Learning Intersections of Halfspaces with Distribution Shift: Improved Algorithms and SQ Lower Bounds

Recent work of Klivans, Stavropoulos, and Vasilyan initiated the study of testable learning with distribution shift (TDS learning), where a learner is given labeled samples from training distribution $\mathcal{D}$, unlabeled samples from test distribution $\mathcal{D}'$, and the goal is to output a classifier with low error on $\mathcal{D}'$ whenever the training samples pass a corresponding test. Their model deviates from all prior work in that no assumptions are made on $\mathcal{D}'$. Instead, the test must accept (with high probability) when the marginals of the training and test distributions are equal. Here we focus on the fundamental case of intersections of halfspaces with respect to Gaussian training distributions and prove a variety of new upper bounds including a $2^{(k/\epsilon)^{O(1)}} \mathsf{poly}(d)$-time algorithm for TDS learning intersections of $k$ homogeneous halfspaces to accuracy $\epsilon$ (prior work achieved $d^{(k/\epsilon)^{O(1)}}$). We work under the mild assumption that the Gaussian training distribution contains at least an $\epsilon$ fraction of both positive and negative examples ($\epsilon$-balanced). We also prove the first set of SQ lower-bounds for any TDS learning problem and show (1) the $\epsilon$-balanced assumption is necessary for $\mathsf{poly}(d,1/\epsilon)$-time TDS learning for a single halfspace and (2) a $d^{\tilde{\Omega}(\log 1/\epsilon)}$ lower bound for the intersection of two general halfspaces, even with the $\epsilon$-balanced assumption. Our techniques significantly expand the toolkit for TDS learning. We use dimension reduction and coverings to give efficient algorithms for computing a localized version of discrepancy distance, a key metric from the domain adaptation literature.
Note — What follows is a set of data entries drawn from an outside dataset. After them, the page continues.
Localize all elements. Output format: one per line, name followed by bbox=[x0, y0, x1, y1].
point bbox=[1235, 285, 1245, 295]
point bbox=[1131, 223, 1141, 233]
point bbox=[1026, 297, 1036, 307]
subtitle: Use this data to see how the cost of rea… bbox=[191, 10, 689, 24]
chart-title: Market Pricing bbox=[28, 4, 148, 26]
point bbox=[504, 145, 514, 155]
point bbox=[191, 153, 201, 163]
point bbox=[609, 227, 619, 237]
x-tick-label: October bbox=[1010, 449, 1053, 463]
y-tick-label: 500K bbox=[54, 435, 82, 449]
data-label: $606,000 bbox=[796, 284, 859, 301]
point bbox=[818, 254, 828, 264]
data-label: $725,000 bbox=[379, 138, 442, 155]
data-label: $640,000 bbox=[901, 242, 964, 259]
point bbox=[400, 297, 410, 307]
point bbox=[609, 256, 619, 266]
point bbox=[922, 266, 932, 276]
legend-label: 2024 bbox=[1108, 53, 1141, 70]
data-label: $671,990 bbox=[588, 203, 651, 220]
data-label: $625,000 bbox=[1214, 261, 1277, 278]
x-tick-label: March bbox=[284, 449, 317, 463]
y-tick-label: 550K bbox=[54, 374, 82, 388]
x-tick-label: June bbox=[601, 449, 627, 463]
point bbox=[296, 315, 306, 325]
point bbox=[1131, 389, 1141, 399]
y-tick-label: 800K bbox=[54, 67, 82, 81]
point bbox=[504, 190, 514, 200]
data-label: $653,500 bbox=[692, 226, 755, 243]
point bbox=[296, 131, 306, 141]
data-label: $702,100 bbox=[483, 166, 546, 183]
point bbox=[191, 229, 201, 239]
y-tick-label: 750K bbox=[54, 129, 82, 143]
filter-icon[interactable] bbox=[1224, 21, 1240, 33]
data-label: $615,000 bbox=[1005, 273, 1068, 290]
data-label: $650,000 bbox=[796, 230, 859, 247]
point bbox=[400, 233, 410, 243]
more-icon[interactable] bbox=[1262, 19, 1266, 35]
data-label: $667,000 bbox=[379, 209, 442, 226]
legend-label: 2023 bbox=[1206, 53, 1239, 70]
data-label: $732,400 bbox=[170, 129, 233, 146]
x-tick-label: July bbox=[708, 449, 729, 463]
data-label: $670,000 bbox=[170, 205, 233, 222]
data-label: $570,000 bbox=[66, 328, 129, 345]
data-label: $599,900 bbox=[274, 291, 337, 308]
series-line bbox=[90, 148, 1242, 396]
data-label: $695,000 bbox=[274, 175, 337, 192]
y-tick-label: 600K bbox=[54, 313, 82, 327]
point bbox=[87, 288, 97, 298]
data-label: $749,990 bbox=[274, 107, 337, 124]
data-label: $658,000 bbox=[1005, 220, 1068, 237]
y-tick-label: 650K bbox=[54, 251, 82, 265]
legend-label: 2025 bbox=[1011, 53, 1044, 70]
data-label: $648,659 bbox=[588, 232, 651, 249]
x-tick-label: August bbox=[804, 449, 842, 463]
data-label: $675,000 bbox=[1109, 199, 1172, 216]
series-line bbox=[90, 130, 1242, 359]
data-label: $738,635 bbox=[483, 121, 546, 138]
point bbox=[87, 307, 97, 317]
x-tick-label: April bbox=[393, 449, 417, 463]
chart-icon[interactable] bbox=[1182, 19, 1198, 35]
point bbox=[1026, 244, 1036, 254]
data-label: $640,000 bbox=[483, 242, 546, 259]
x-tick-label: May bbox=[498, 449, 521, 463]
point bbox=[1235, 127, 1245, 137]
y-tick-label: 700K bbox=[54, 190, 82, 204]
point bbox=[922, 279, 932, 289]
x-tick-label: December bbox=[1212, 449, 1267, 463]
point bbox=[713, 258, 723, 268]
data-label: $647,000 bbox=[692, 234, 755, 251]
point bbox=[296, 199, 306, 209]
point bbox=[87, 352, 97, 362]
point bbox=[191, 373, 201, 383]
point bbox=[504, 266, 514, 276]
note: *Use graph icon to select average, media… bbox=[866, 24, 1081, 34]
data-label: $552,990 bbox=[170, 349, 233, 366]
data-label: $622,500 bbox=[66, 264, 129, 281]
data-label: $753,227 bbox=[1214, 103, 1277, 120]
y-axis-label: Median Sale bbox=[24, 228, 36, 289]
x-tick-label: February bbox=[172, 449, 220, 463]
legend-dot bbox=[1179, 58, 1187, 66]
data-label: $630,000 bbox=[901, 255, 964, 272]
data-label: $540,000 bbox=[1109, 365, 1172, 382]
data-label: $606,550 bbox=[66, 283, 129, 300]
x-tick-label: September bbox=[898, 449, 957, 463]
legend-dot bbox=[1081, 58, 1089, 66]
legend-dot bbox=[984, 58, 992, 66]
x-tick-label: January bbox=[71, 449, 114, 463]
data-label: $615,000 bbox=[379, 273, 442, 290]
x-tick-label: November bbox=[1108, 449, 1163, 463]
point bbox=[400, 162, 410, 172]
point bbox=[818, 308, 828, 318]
翻译：Klivans、Stavropoulos和Vasilyan近期的工作开创了带分布偏移的可测试学习（TDS学习）研究。在该框架中，学习者获得来自训练分布$\mathcal{D}$的带标签样本和来自测试分布$\mathcal{D}'$的无标签样本，目标是在训练样本通过相应测试时，输出一个在$\mathcal{D}'$上具有低误差的分类器。该模型与以往所有工作的区别在于：无需对$\mathcal{D}'$施加任何假设，取而代之的是——当训练分布与测试分布的边缘分布相等时，测试必须以高概率接受。本文聚焦于高斯训练分布下半空间交集这一基础案例，证明了多种新的上界，包括一个$2^{(k/\epsilon)^{O(1)}} \mathsf{poly}(d)$时间复杂度的算法，用于TDS学习$k$个齐次半空间的交集达到精度$\epsilon$（此前工作需$d^{(k/\epsilon)^{O(1)}}$）。我们在温和假设下开展工作：高斯训练分布中至少包含$\epsilon$比例的正例和负例（$\epsilon$-平衡）。此外，我们证明了TDS学习问题的首批SQ下界，并表明：（1）对于单个半空间的TDS学习，$\epsilon$-平衡假设是实现$\mathsf{poly}(d,1/\epsilon)$时间算法所必需的；（2）即使施加$\epsilon$-平衡假设，两个一般半空间的交集存在$d^{\tilde{\Omega}(\log 1/\epsilon)}$的下界。我们的方法显著扩展了TDS学习的工具集，通过维度约简与覆盖技术，为计算域适应文献中的核心度量——局部化版本差异距离——提供了高效算法。